Qui était vraiment cet ami-acteur disparu ? Quel père, quel amant, quel ami ? Le réalisateur, lui, s’est éloigné du monde du 7ème art. Qui est-il aujourd’hui ? Un auteur en panne d’inspiration, un traducteur qui vit chichement de ses commandes, ou est-il et sera-t-il toujours un cinéaste ?
À chaque rebondissement, Víctor Erice y glisse des éléments de la mémoire de l’Espagne (le franquisme et ses horreurs, la royauté vieillissante), du cinéma (les frères Lumière, le cinéma classique américain) ou de sa propre carrière. L’allusion au film interrompu vient en miroir au film El Sur (1983) qu’il considère lui-même inachevé : « J’étais persuadé que j’allais tourner la deuxième partie dans le Sud, en Andalousie, explique le cinéaste. Or, le producteur a fait le choix de montrer seulement la première partie à Gilles Jacob [délégué général du Festival de Cannes à l’époque]. Ils l’ont emmené en l’état en compétition à Cannes, où il a reçu un accueil très favorable. Mais moi, j’étais désemparé, car le film n’était pas fini. Ça a été un trauma que j’ai longtemps gardé avec moi et qui m’a marqué au point d’entraîner ma rupture totale avec le cinéma comme industrie. J’ai continué à travailler, mais toujours en marge ».

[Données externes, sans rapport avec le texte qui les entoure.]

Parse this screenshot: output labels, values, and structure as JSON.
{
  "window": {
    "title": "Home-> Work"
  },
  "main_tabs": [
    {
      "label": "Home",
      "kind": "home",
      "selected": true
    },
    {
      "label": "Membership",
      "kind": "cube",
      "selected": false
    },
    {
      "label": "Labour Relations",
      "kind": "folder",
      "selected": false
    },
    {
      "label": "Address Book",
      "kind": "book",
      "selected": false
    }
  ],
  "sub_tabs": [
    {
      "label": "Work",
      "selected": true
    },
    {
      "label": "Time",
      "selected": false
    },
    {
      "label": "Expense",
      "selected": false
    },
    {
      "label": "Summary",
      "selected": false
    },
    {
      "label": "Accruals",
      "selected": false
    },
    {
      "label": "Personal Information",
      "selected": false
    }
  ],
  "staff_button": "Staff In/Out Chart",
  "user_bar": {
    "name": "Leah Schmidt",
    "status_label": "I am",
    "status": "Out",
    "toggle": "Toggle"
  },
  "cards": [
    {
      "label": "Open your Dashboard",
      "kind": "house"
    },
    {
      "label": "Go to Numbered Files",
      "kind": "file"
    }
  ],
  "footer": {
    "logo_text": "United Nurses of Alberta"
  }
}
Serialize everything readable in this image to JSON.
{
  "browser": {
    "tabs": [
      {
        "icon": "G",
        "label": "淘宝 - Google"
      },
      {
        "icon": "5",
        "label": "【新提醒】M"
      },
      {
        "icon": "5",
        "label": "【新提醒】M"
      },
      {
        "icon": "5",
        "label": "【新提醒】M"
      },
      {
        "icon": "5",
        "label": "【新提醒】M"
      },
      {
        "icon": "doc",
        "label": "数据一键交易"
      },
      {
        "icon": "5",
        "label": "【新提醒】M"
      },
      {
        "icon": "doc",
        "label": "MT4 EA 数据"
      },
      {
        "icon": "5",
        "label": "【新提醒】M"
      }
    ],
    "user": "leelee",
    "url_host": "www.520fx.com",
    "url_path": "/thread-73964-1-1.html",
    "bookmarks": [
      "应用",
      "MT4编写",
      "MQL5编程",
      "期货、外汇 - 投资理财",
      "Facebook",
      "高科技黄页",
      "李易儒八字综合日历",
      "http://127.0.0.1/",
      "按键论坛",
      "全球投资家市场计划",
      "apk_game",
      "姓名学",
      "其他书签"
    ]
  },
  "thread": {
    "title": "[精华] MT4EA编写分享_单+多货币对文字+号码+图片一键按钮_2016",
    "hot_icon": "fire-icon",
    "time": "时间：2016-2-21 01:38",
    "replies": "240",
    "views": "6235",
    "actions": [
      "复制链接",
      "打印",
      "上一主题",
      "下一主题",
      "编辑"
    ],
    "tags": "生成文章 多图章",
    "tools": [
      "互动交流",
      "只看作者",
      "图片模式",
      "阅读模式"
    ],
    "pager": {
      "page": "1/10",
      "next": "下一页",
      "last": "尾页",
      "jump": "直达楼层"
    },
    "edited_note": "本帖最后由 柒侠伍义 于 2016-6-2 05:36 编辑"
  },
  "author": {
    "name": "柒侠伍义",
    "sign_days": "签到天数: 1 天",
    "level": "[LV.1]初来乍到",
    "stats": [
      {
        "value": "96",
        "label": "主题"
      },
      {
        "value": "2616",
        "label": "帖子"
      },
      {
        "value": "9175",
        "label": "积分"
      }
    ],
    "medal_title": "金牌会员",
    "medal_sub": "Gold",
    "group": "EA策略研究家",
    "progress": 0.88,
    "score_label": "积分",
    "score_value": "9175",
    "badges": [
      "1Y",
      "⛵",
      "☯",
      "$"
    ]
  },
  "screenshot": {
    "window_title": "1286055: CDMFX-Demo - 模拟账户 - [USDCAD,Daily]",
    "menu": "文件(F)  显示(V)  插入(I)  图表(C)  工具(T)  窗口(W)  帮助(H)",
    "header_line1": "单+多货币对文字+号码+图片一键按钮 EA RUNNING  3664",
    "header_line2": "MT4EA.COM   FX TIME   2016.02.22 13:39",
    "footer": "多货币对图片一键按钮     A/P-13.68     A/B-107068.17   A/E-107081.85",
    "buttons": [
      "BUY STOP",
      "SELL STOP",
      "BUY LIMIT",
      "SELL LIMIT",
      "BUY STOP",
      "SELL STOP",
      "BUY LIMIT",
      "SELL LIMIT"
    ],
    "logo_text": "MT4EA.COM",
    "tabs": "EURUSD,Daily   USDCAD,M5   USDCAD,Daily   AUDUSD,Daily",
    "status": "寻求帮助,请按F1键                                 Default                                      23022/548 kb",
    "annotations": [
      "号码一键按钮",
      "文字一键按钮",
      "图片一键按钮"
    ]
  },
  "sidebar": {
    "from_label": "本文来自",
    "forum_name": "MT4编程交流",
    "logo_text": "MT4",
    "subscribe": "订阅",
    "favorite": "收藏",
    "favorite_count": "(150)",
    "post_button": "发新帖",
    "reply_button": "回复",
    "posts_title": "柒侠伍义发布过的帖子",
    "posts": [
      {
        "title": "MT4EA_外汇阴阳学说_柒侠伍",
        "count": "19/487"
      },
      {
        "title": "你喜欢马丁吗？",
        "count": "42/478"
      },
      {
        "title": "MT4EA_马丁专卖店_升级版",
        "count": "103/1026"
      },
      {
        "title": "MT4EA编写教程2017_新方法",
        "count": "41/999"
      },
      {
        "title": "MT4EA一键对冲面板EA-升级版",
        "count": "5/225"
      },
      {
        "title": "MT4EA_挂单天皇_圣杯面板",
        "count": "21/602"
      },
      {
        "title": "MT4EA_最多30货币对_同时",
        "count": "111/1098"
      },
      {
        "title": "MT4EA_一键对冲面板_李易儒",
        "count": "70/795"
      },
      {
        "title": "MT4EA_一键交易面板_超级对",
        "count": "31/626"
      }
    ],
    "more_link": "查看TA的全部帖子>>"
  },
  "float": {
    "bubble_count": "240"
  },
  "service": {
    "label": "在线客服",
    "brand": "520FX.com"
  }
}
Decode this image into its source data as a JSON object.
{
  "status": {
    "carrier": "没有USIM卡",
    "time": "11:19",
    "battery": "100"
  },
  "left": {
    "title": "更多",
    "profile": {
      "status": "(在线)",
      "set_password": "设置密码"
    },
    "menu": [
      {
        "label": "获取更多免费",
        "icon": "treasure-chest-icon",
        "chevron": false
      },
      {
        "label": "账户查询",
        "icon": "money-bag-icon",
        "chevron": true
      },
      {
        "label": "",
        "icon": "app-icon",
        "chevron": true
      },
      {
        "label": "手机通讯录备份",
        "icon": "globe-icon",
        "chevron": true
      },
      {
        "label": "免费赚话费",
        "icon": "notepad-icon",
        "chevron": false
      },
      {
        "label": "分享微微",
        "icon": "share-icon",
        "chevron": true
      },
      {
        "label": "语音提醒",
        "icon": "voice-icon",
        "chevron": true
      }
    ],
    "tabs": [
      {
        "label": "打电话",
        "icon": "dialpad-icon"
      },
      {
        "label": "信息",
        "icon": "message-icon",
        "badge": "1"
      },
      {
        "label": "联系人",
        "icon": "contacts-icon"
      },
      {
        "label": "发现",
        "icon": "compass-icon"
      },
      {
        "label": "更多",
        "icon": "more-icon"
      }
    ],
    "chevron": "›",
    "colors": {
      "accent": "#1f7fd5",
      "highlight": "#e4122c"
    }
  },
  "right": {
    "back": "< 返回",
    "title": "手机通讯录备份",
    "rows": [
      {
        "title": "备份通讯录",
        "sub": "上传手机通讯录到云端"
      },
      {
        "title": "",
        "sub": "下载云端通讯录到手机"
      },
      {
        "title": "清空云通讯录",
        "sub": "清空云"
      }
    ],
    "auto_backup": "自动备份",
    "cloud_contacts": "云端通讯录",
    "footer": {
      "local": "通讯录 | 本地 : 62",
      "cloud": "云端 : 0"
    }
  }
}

Víctor Erice joue avec la notion de temps : celui fixé sur la pellicule du film dans le film ou sur les photographies, celui en mouvement, incessant, du protagoniste en quête de son ami mais aussi nostalgique de son passé. Contacté par le journal Le Monde lorsqu’il était juré du festival de Cannes en 2010, lors de l’attribution de la Palme d’Or à Apichatpong Weerasethakul pour son film Oncle Boonmee, il évoque le cinéma et « sa capacité exceptionnelle à se constituer en machine à voyager dans le temps ».
L’univers de Víctor Erice, c’est l’Espagne, du nord au sud. C’est le cinéma avec une pointe de nostalgie : « Depuis que cet art a dépassé les cent ans, je me suis fait cette réflexion : le cinéma n’aura plus jamais l’âge d’un homme, il a dépassé ce cycle-là. Alors qu’il se présente toujours comme un art jeune, nous assistons à son vieillissement prématuré, plus rapide que pour la littérature, la peinture ou la musique, parce qu’il est le fruit de l’ère technique ».
C’est aussi l’ombre et la lumière (derrière et devant la caméra, la disparition et la mise en scène).
C’est un cinéma qui met en scène le cinéma avec les références hollywoodiennes déjà évoquées, les salles obscures, les accessoires du dernier tournage conservés dans un garde-meubles, les pellicules soigneusement protégées et archivées par son ami projectionniste.
Enfin, son univers est sentimental. Un médecin interrogé sur la probabilité de recouvrer la mémoire répond que « l’homme n’est pas que mémoire, il est sentiments et sensibilité ». Et tout le film est un hommage à ces relations affectives, amicales ou amoureuses, à l’attention à l’autre, portées cette fois-ci par des hommes, âgés. Les personnages féminins y sont secondaires et ils sont forts, denses, actifs et entreprenants. Ce sont les personnages masculins qui prennent en charge ce monde des sentiments, et cela fait du bien de rencontrer des rôles de fiction qui ne soient pas amputés de l’humanité, qui ne soient pas des clichés ou des fantasmes.
Quand ferme-t-on les yeux ? On ferme les yeux pour dormir, ou pour s’endormir, ou comme les enfants pour se rendre invisibles, pour disparaître. On ferme les yeux aussi de celui qui vient de mourir.
Avec Fermer les yeux, aucun doute que Víctor Erice a achevé son film.
Son cinéma nous enseigne que la pratique cinématographique n’est pas le résultat d’une entreprise créative mais la base essentielle de la vie même. « Ce que je veux dire, c’est que le cinéma est la colonne vertébrale de la vie, y compris de la vie quotidienne ».

Ce film a été visionné au cinéma Le Louxor, à Paris.